In this excerpt from “Self on a Shelf,” Sara Levine spends a great deal of time answering the same question for a number of other writers:  descriptions of Joan Didion (“fair”) and Stanley Elkin (“the biggest egotist of an essayist in town”) are intermingled with quotations from and descriptions of such names as Phillip Lopate, Edward Hoagland, and Scott Russell Sanders. In this essay about personality and the role of one’s self in the essay, Levine says precious little about herself. Nevertheless, as Hoagland describes, each essay has an inherent “combination of personality and originality and energetic loose ends that stand up…and cannot be brushed down;” Levine’s reveals herself in her work through her colorful descriptions of other writers.

From the beginning of the excerpt to the end, Levine drops a steady stream of metaphors and similes to describe passages of writing that refer to the art of making an impression through writing. Didion’s passage from “Why I Write” becomes a “salesperson in the perfume department, sidling up and splashing you with candor,” and Levine refers to her own revealing of one of Stanley Elkins’ writing techniques as “pulling down the author’s underwear.” Levine’s writing is full enough of personality that it gives character even to the existing characters of other writers. Her “self” is a descriptive and private one; her persona gives only furtive intimations of itself, hiding behind the miniature anecdotal comparisons she draws between what she herself has experienced and what she has read of others.

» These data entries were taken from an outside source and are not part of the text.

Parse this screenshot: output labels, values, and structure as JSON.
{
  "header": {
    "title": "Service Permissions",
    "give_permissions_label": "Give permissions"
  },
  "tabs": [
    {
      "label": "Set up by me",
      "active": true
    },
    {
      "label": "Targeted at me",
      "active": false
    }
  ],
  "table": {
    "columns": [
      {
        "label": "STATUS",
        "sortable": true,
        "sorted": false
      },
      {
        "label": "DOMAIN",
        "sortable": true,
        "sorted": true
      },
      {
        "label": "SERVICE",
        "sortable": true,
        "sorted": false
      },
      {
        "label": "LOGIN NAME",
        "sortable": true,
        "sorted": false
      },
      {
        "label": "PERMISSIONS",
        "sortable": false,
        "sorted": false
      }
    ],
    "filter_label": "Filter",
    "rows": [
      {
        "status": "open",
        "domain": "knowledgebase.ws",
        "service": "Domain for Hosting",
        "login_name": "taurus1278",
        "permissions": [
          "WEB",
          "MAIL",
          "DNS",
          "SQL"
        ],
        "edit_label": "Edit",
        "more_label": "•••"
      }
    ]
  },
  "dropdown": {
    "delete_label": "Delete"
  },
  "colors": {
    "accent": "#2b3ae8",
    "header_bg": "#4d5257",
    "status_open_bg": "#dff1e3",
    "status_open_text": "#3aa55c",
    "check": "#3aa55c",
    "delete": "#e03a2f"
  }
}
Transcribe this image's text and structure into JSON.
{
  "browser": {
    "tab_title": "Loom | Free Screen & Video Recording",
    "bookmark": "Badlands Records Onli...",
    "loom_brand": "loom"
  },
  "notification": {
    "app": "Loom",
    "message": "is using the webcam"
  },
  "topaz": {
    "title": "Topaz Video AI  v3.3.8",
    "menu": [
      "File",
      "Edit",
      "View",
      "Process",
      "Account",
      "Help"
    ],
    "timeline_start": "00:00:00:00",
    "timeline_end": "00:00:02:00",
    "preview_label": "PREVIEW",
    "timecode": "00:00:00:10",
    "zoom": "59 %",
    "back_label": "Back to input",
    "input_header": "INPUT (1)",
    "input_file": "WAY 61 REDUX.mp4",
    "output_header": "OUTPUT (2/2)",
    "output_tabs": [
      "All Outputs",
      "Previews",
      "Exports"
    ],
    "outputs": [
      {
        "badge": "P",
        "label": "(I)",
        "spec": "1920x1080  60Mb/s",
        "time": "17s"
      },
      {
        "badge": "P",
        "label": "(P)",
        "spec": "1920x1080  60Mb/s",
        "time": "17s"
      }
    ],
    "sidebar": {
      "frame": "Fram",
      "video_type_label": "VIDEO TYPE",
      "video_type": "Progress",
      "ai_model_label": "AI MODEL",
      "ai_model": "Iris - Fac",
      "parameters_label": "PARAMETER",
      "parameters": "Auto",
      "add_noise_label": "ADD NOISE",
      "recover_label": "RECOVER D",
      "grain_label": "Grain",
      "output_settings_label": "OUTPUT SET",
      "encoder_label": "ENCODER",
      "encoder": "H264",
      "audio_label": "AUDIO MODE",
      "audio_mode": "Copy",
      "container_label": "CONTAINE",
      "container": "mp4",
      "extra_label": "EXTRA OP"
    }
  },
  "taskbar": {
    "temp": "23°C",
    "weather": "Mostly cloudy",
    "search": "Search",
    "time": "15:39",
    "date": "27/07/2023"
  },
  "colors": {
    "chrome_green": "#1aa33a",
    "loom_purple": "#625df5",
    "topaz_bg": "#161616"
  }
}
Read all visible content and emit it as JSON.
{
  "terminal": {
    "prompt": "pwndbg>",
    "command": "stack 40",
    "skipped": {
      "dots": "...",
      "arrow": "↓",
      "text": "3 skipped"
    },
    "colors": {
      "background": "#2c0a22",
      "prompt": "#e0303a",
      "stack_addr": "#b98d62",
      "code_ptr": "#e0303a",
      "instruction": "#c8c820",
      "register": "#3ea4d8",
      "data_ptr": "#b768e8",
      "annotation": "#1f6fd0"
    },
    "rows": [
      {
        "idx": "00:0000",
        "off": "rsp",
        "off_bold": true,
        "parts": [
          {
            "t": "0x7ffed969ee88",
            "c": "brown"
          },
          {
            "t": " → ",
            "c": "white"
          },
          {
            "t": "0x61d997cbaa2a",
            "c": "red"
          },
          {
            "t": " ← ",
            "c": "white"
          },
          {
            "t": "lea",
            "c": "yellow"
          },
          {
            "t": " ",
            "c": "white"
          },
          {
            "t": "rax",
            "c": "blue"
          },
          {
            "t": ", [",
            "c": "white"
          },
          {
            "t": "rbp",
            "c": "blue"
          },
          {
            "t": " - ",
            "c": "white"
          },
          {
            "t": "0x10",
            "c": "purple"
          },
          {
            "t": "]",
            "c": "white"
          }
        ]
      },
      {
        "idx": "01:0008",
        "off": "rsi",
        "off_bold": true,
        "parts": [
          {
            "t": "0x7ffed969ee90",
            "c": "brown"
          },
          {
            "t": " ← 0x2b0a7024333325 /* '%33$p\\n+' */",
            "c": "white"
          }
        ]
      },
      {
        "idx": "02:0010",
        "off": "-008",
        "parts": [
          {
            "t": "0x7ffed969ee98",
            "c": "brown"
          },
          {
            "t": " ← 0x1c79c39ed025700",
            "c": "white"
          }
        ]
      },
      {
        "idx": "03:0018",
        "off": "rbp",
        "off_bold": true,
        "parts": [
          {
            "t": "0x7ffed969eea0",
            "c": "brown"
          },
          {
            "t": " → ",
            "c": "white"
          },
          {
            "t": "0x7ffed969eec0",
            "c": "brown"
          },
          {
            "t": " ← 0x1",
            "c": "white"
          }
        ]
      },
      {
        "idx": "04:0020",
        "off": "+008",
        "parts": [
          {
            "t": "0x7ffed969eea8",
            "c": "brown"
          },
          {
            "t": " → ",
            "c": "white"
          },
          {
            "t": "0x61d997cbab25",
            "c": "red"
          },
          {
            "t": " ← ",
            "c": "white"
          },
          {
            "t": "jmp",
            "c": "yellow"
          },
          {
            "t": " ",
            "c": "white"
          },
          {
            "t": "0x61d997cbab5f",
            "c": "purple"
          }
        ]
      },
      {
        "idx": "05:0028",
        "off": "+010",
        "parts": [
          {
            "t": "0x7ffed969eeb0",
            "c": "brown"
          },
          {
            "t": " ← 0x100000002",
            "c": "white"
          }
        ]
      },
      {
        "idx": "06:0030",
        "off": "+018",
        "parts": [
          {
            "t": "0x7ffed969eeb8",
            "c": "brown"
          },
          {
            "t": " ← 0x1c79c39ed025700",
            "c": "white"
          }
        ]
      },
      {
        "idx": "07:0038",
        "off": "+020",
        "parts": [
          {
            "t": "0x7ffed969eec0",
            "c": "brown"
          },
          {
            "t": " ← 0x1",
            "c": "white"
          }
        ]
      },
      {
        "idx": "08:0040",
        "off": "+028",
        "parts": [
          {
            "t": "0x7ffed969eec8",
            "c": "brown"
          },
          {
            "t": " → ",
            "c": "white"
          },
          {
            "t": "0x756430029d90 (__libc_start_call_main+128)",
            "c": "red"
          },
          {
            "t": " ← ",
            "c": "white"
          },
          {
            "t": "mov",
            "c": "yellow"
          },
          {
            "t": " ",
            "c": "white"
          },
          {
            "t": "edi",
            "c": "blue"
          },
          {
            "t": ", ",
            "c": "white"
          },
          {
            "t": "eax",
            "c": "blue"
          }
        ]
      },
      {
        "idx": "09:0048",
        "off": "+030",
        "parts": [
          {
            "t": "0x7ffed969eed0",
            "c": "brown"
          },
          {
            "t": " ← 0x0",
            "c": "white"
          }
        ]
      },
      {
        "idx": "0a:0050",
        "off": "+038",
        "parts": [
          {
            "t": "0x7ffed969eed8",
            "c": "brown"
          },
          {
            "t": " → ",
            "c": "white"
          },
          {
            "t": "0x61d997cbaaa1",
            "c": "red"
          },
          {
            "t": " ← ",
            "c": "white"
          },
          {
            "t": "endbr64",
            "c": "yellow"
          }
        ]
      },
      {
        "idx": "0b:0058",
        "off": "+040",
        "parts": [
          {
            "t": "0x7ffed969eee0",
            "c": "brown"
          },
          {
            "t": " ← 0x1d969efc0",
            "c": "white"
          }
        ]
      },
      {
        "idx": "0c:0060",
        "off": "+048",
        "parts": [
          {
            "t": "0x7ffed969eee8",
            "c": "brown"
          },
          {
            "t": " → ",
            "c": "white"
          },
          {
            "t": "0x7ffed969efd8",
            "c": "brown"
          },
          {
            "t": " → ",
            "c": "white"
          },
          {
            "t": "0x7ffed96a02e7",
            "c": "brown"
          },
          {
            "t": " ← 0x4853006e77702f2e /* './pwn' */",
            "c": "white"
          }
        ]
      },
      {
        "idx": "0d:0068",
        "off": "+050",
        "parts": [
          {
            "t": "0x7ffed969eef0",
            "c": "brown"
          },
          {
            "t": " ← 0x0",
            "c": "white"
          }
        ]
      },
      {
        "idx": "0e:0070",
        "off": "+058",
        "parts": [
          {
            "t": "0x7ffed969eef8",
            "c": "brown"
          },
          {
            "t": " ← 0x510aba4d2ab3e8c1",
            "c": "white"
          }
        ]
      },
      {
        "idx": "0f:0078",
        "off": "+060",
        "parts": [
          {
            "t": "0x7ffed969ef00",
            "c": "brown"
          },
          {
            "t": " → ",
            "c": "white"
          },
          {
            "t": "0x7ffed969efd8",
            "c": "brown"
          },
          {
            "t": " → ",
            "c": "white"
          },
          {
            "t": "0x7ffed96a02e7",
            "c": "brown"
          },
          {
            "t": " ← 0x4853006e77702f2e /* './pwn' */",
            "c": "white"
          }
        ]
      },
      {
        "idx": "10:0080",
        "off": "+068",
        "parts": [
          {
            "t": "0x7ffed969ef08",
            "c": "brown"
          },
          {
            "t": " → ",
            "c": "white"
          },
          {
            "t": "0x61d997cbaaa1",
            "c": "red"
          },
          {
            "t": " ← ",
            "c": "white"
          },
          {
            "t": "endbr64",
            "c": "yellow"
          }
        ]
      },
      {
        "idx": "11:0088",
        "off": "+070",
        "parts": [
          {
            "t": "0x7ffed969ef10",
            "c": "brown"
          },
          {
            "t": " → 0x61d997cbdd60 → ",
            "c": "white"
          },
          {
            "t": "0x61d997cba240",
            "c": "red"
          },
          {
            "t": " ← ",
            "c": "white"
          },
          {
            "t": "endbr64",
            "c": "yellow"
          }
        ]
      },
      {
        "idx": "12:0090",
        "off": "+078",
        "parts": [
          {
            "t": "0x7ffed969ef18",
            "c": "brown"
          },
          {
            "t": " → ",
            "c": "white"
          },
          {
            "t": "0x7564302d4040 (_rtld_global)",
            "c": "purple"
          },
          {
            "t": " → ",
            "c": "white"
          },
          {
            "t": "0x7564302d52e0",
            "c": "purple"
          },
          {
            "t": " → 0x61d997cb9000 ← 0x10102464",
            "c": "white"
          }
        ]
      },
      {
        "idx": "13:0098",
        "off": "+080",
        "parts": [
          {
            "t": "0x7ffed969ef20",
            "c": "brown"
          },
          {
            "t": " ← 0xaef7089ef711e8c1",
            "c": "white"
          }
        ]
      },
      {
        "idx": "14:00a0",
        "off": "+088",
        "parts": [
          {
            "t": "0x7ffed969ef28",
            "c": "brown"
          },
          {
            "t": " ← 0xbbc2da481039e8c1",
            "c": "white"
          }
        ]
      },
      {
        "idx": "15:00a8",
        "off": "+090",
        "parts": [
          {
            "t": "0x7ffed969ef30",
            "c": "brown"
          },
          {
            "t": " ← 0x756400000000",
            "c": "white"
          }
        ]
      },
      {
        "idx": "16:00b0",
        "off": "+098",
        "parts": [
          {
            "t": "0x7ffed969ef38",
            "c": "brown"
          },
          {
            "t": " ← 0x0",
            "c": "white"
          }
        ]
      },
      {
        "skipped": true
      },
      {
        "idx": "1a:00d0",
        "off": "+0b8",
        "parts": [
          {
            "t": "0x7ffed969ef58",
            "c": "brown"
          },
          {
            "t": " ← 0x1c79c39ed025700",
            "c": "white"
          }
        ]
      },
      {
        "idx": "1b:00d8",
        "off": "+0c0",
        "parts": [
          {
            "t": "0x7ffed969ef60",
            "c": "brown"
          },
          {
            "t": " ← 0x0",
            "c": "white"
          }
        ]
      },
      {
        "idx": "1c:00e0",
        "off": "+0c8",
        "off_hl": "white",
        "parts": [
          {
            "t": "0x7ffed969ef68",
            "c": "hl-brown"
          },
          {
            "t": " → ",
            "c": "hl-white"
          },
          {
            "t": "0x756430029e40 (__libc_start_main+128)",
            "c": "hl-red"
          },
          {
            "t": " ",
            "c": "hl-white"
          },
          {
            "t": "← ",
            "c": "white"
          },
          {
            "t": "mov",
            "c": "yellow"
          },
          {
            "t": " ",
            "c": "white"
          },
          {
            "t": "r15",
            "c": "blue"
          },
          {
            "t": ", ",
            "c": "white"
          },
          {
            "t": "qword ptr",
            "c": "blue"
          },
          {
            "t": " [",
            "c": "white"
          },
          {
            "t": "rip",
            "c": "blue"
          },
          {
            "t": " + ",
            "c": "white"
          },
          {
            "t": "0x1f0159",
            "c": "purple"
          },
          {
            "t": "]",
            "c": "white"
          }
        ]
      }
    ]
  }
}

Although Levine does not quite describe herself or her own writing, her choices of passages to complement her essay are subtle road signs directing the reader through the privacy of Levine’s personality. That she quotes Didion’s passage referring to writing as “an aggressive, even hostile act” displays a sense of agreement between the two writers. She is an aggressive and energetic writer, lighthearted and humorous in her textual illustrations of other people (“a cog in the wheel, a pixie of a pixel, a thread in the fabric of the discipline’s crotch), but it becomes difficult to analyze Levine on her own when an excerpt from her own writing is so liberally sprinkled with the words of others. However, it is nonetheless admirable that Levine so artfully supplements her own words with those of others. That she is able to find experiences and memories whose resulting sentiments match those resulting from the writings of others is admirable, and I supposed I’ll have to see if I can apply such skill to my own writings in the future.